Due to the lack of consensus within the Phoenix science project, the issue had not been raised in any NASA news conferences. One scientist believed that the lander's thrusters splashed a pocket of brine from just below the Martian surface onto the landing strut during the vehicle's landing.

The salts would then have absorbed water vapor from the air, which would have explained how they appeared to grow in size during the first 44 Martian days before slowly evaporating as Mars temperature dropped.

The solar-powered lander operated two months longer than its three-month prime mission.

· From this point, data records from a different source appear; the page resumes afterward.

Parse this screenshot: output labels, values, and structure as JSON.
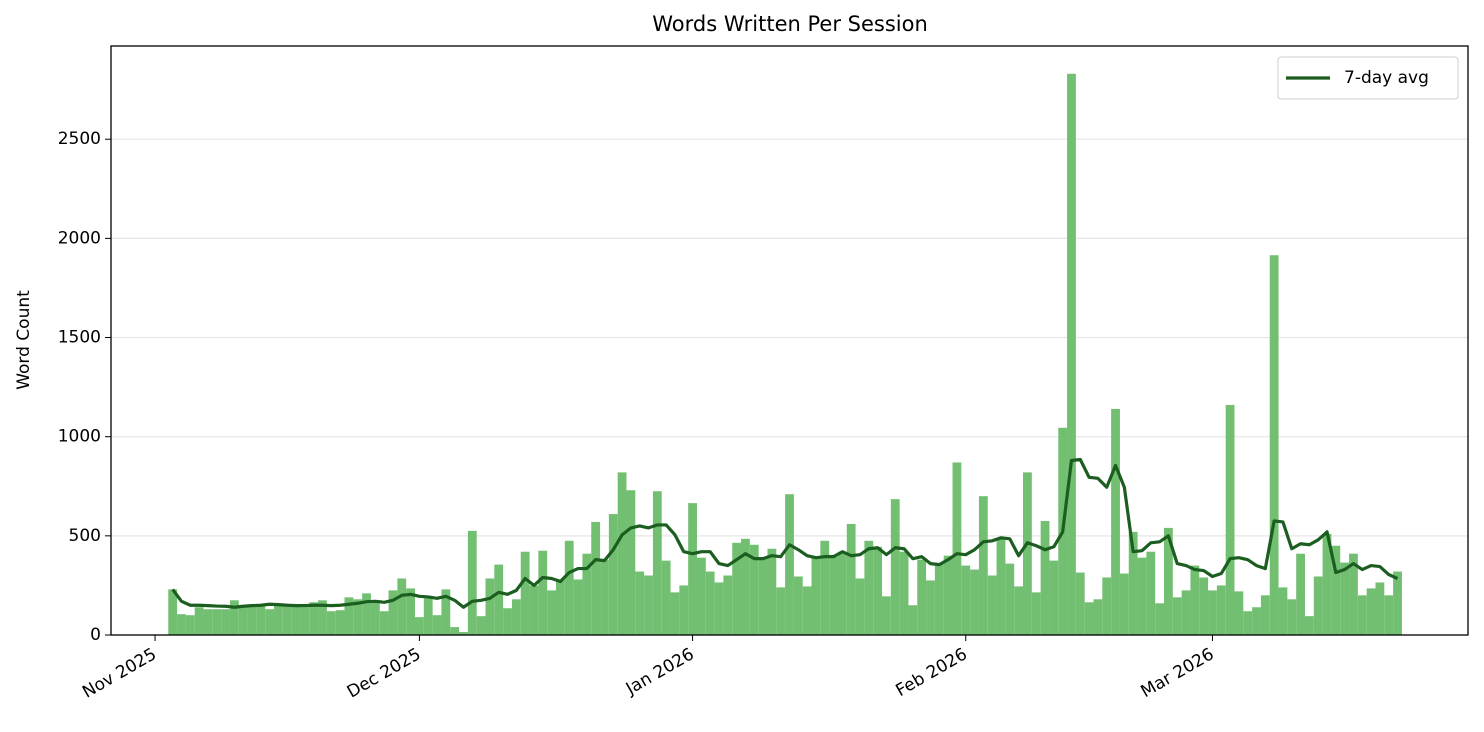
{
  "chart_data": {
    "type": "bar",
    "title": "Words Written Per Session",
    "ylabel": "Word Count",
    "x": [
      "2025-11-03",
      "2025-11-04",
      "2025-11-05",
      "2025-11-06",
      "2025-11-07",
      "2025-11-08",
      "2025-11-09",
      "2025-11-10",
      "2025-11-11",
      "2025-11-12",
      "2025-11-13",
      "2025-11-14",
      "2025-11-15",
      "2025-11-16",
      "2025-11-17",
      "2025-11-18",
      "2025-11-19",
      "2025-11-20",
      "2025-11-21",
      "2025-11-22",
      "2025-11-23",
      "2025-11-24",
      "2025-11-25",
      "2025-11-26",
      "2025-11-27",
      "2025-11-28",
      "2025-11-29",
      "2025-11-30",
      "2025-12-01",
      "2025-12-02",
      "2025-12-03",
      "2025-12-04",
      "2025-12-05",
      "2025-12-06",
      "2025-12-07",
      "2025-12-08",
      "2025-12-09",
      "2025-12-10",
      "2025-12-11",
      "2025-12-12",
      "2025-12-13",
      "2025-12-14",
      "2025-12-15",
      "2025-12-16",
      "2025-12-17",
      "2025-12-18",
      "2025-12-19",
      "2025-12-20",
      "2025-12-21",
      "2025-12-22",
      "2025-12-23",
      "2025-12-24",
      "2025-12-25",
      "2025-12-26",
      "2025-12-27",
      "2025-12-28",
      "2025-12-29",
      "2025-12-30",
      "2025-12-31",
      "2026-01-01",
      "2026-01-02",
      "2026-01-03",
      "2026-01-04",
      "2026-01-05",
      "2026-01-06",
      "2026-01-07",
      "2026-01-08",
      "2026-01-09",
      "2026-01-10",
      "2026-01-11",
      "2026-01-12",
      "2026-01-13",
      "2026-01-14",
      "2026-01-15",
      "2026-01-16",
      "2026-01-17",
      "2026-01-18",
      "2026-01-19",
      "2026-01-20",
      "2026-01-21",
      "2026-01-22",
      "2026-01-23",
      "2026-01-24",
      "2026-01-25",
      "2026-01-26",
      "2026-01-27",
      "2026-01-28",
      "2026-01-29",
      "2026-01-30",
      "2026-01-31",
      "2026-02-01",
      "2026-02-02",
      "2026-02-03",
      "2026-02-04",
      "2026-02-05",
      "2026-02-06",
      "2026-02-07",
      "2026-02-08",
      "2026-02-09",
      "2026-02-10",
      "2026-02-11",
      "2026-02-12",
      "2026-02-13",
      "2026-02-14",
      "2026-02-15",
      "2026-02-16",
      "2026-02-17",
      "2026-02-18",
      "2026-02-19",
      "2026-02-20",
      "2026-02-21",
      "2026-02-22",
      "2026-02-23",
      "2026-02-24",
      "2026-02-25",
      "2026-02-26",
      "2026-02-27",
      "2026-02-28",
      "2026-03-01",
      "2026-03-02",
      "2026-03-03",
      "2026-03-04",
      "2026-03-05",
      "2026-03-06",
      "2026-03-07",
      "2026-03-08",
      "2026-03-09",
      "2026-03-10",
      "2026-03-11",
      "2026-03-12",
      "2026-03-13",
      "2026-03-14",
      "2026-03-15",
      "2026-03-16",
      "2026-03-17",
      "2026-03-18",
      "2026-03-19",
      "2026-03-20",
      "2026-03-21",
      "2026-03-22"
    ],
    "series": [
      {
        "type": "bar",
        "color": "#72bf72",
        "values": [
          230,
          105,
          100,
          140,
          130,
          130,
          130,
          175,
          150,
          145,
          150,
          130,
          155,
          150,
          145,
          140,
          165,
          175,
          120,
          125,
          190,
          180,
          210,
          175,
          120,
          225,
          285,
          235,
          90,
          185,
          100,
          230,
          40,
          15,
          525,
          95,
          285,
          355,
          135,
          180,
          420,
          250,
          425,
          225,
          280,
          475,
          280,
          410,
          570,
          380,
          610,
          820,
          730,
          320,
          300,
          725,
          375,
          215,
          250,
          665,
          390,
          320,
          265,
          300,
          465,
          485,
          455,
          390,
          435,
          240,
          710,
          295,
          245,
          395,
          475,
          395,
          420,
          560,
          285,
          475,
          445,
          195,
          685,
          420,
          150,
          380,
          275,
          360,
          400,
          870,
          350,
          330,
          700,
          300,
          490,
          360,
          245,
          820,
          215,
          575,
          375,
          1045,
          2830,
          315,
          165,
          180,
          290,
          1140,
          310,
          520,
          390,
          420,
          160,
          540,
          190,
          225,
          350,
          290,
          225,
          250,
          1160,
          220,
          120,
          140,
          200,
          1915,
          240,
          180,
          410,
          95,
          295,
          510,
          450,
          365,
          410,
          200,
          235,
          265,
          200,
          320
        ]
      },
      {
        "type": "line",
        "name": "7-day avg",
        "color": "#1b5e20",
        "values": [
          230,
          170,
          150,
          150,
          148,
          146,
          145,
          140,
          145,
          148,
          150,
          155,
          153,
          150,
          148,
          148,
          150,
          150,
          148,
          150,
          155,
          160,
          168,
          170,
          165,
          175,
          200,
          205,
          195,
          192,
          185,
          195,
          175,
          140,
          170,
          175,
          185,
          215,
          205,
          225,
          285,
          250,
          290,
          285,
          270,
          315,
          335,
          335,
          380,
          375,
          430,
          505,
          540,
          550,
          540,
          555,
          555,
          505,
          420,
          410,
          420,
          420,
          360,
          350,
          380,
          410,
          385,
          385,
          400,
          395,
          455,
          430,
          400,
          390,
          395,
          395,
          420,
          400,
          405,
          435,
          440,
          405,
          440,
          435,
          385,
          395,
          360,
          355,
          380,
          410,
          405,
          430,
          470,
          475,
          490,
          485,
          400,
          465,
          450,
          430,
          445,
          520,
          880,
          885,
          795,
          790,
          745,
          855,
          745,
          420,
          425,
          465,
          470,
          500,
          360,
          350,
          330,
          325,
          295,
          310,
          385,
          390,
          380,
          350,
          335,
          575,
          570,
          435,
          460,
          455,
          480,
          520,
          315,
          330,
          360,
          330,
          350,
          345,
          305,
          285
        ]
      }
    ],
    "xlim": [
      "2025-10-27",
      "2026-03-30"
    ],
    "xticks": [
      {
        "value": "2025-11-01",
        "label": "Nov 2025"
      },
      {
        "value": "2025-12-01",
        "label": "Dec 2025"
      },
      {
        "value": "2026-01-01",
        "label": "Jan 2026"
      },
      {
        "value": "2026-02-01",
        "label": "Feb 2026"
      },
      {
        "value": "2026-03-01",
        "label": "Mar 2026"
      }
    ],
    "ylim": [
      0,
      2970
    ],
    "yticks": [
      0,
      500,
      1000,
      1500,
      2000,
      2500
    ],
    "grid": true,
    "legend": "upper right"
  }
}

The lander was designed to last 90 days, and had been running on bonus time since the successful end of its primary mission in August 2008.

On October 28th, 2008, the spacecraft went into safe mode due to power constraints based on the insufficient amount of sunlight reaching the lander, as expected at this time of year.

It was decided then to shut down the four heaters that keep the equipment warm, and upon bringing the spacecraft back from safe mode, commands were sent to turn off two of the heaters rather than only one as was originally planned for the first step.

The heaters involved provide heat to the robotic arm, TEGA instrument and a pyrotechnic unit on the lander that were unused since landing, so these three instruments were also shut down.

On November 10th, Phoenix Mission Control reported the loss of contact with the Phoenix lander; the last signal was received on November 2nd.

Immediately prior, Phoenix sent its final message: "Triumph" in binary code. The demise of the craft occurred as a result of a dust storm that reduced power generation even further. While the spacecraft's work ended, the analysis of data from the instruments was in its earliest stages.